PolskaKlienci stoją a kasjerek brak

Klienci stoją a kasjerek brak

W łódzkich hipermarketach brakuje ludzi do pracy, a klienci stoją w coraz dłuższych kolejkach do kas. Wiele z nich jest bowiem nieczynnych - pisze "Express Ilustrowany".

Klienci stoją a kasjerek brak
Źródło zdjęć: © Express Ilustrowany

03.10.2006 | aktual.: 03.10.2006 10:10

Czasami kolejki są tak gigantyczne, że odechciewa się robienia zakupów - mówi Tadeusz Pabin, emeryt. Ostatnio włożyłem do koszyka m.in. lody. Gdy dochodziłem do kasy, były niemal całkowicie rozmrożone.

Po południu i wieczorem kolejki do kas są we wszystkich dużych sklepach: Geancie, Tesco czy Carrefourze.

Ostatnio w Carrefourze przy ul. Przybyszewskiego między stoiskami z warzywami i owocami, stoiskiem rybnym i mrożonkami uwijał się jak w ukropie jeden pracownik. Do stoisk ustawiały się kolejki. W końcu jeden z klientów nie wytrzymał i zagadnął sprzedawcę.

Co pan taki zabiegany, nie ma nikogo do pomocy? - zapytał. Nie ma i nie będzie. Ja jestem w sytuacji bez wyjścia, ale kto by tu chciał harować za 700 zł - odpowiedział mężczyzna.

We wszystkich łódzkich sklepach wielkopowierzchniowych można przeczytać ogłoszenia mniej więcej tej treści: "Zatrudnimy od zaraz pracowników na stanowisko kasjer/sprzedawca". Jednak mało kto decyduje się podjąć pracę za 700 zł.

W Carrefourze zaproponowano mi stawkę 5,36 zł brutto za godzinę - mówi 30-letni łodzianin. Przecież to są śmieszne pieniądze, za które nikt tu nie przyjdzie. Do pracy trzeba dojechać, wziąć z sobą drugie śniadanie - a to wszystko są wydatki. Wyliczyłem sobie, że pracując na pełen etat dostałbym niespełna 700 zł na rękę. Na śniadania i dojazdy musiałbym wydać co najmniej 150 zł. Czyli za miesiąc harówki miałbym niewiele ponad 500 zł w portfelu. Dziękuje bardzo, wolę prace dorywcze albo na czarno.

Nie da się ukryć, że brakuje ludzi do pracy - przyznaje Przemysław Skory, rzecznik Tesco Polska. Mnóstwo osób wyjechało z kraju i to ma ogromny wpływ na rynek pracy. Coraz trudniej znaleźć chętnych, dlatego zdecydowanie zwiększyliśmy starania o nowych pracowników. Stale współpracujemy również z agencjami pracy tymczasowej. W dniach, kiedy mamy więcej klientów, korzystamy z ich pomocy. W skrajnych przypadkach owoce ważą w sklepie pracownicy administracyjni.

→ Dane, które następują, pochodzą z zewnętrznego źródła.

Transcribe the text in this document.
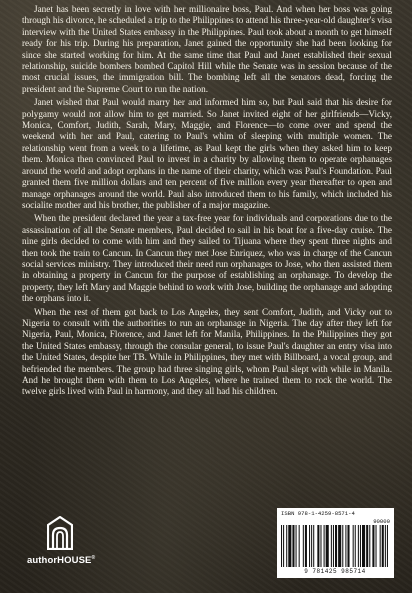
Janet has been secretly in love with her millionaire boss, Paul. And when her boss was going through his divorce, he scheduled a trip to the Philippines to attend his three-year-old daughter's visa interview with the United States embassy in the Philippines. Paul took about a month to get himself ready for his trip. During his preparation, Janet gained the opportunity she had been looking for since she started working for him. At the same time that Paul and Janet established their sexual relationship, suicide bombers bombed Capitol Hill while the Senate was in session because of the most crucial issues, the immigration bill. The bombing left all the senators dead, forcing the president and the Supreme Court to run the nation.

Janet wished that Paul would marry her and informed him so, but Paul said that his desire for polygamy would not allow him to get married. So Janet invited eight of her girlfriends—Vicky, Monica, Comfort, Judith, Sarah, Mary, Maggie, and Florence—to come over and spend the weekend with her and Paul, catering to Paul's whim of sleeping with multiple women. The relationship went from a week to a lifetime, as Paul kept the girls when they asked him to keep them. Monica then convinced Paul to invest in a charity by allowing them to operate orphanages around the world and adopt orphans in the name of their charity, which was Paul's Foundation. Paul granted them five million dollars and ten percent of five million every year thereafter to open and manage orphanages around the world. Paul also introduced them to his family, which included his socialite mother and his brother, the publisher of a major magazine.

When the president declared the year a tax-free year for individuals and corporations due to the assassination of all the Senate members, Paul decided to sail in his boat for a five-day cruise. The nine girls decided to come with him and they sailed to Tijuana where they spent three nights and then took the train to Cancun. In Cancun they met Jose Enriquez, who was in charge of the Cancun social services ministry. They introduced their need run orphanages to Jose, who then assisted them in obtaining a property in Cancun for the purpose of establishing an orphanage. To develop the property, they left Mary and Maggie behind to work with Jose, building the orphanage and adopting the orphans into it.

When the rest of them got back to Los Angeles, they sent Comfort, Judith, and Vicky out to Nigeria to consult with the authorities to run an orphanage in Nigeria. The day after they left for Nigeria, Paul, Monica, Florence, and Janet left for Manila, Philippines. In the Philippines they got the United States embassy, through the consular general, to issue Paul's daughter an entry visa into the United States, despite her TB. While in Philippines, they met with Billboard, a vocal group, and befriended the members. The group had three singing girls, whom Paul slept with while in Manila. And he brought them with them to Los Angeles, where he trained them to rock the world. The twelve girls lived with Paul in harmony, and they all had his children.

authorHOUSE®
ISBN 978-1-4259-8571-4
90000
9 781425 985714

Tym bardziej klientów irytują rozwieszone w Tesco banery, na których jest napisane, że jeśli do jednej kasy stoi więcej niż dwóch klientów, obsługa sklepu otworzy kolejną.

Staramy się tak robić, ale gdy brakuje personelu, nic nie możemy poradzić - dodaje Przemysław Skory.

O zarobkach pracowników przedstawiciele hipermarketów nie chcą rozmawiać. Nie ujawniamy ich wysokości - mówi Marta Smyrska z Carrefour Polska.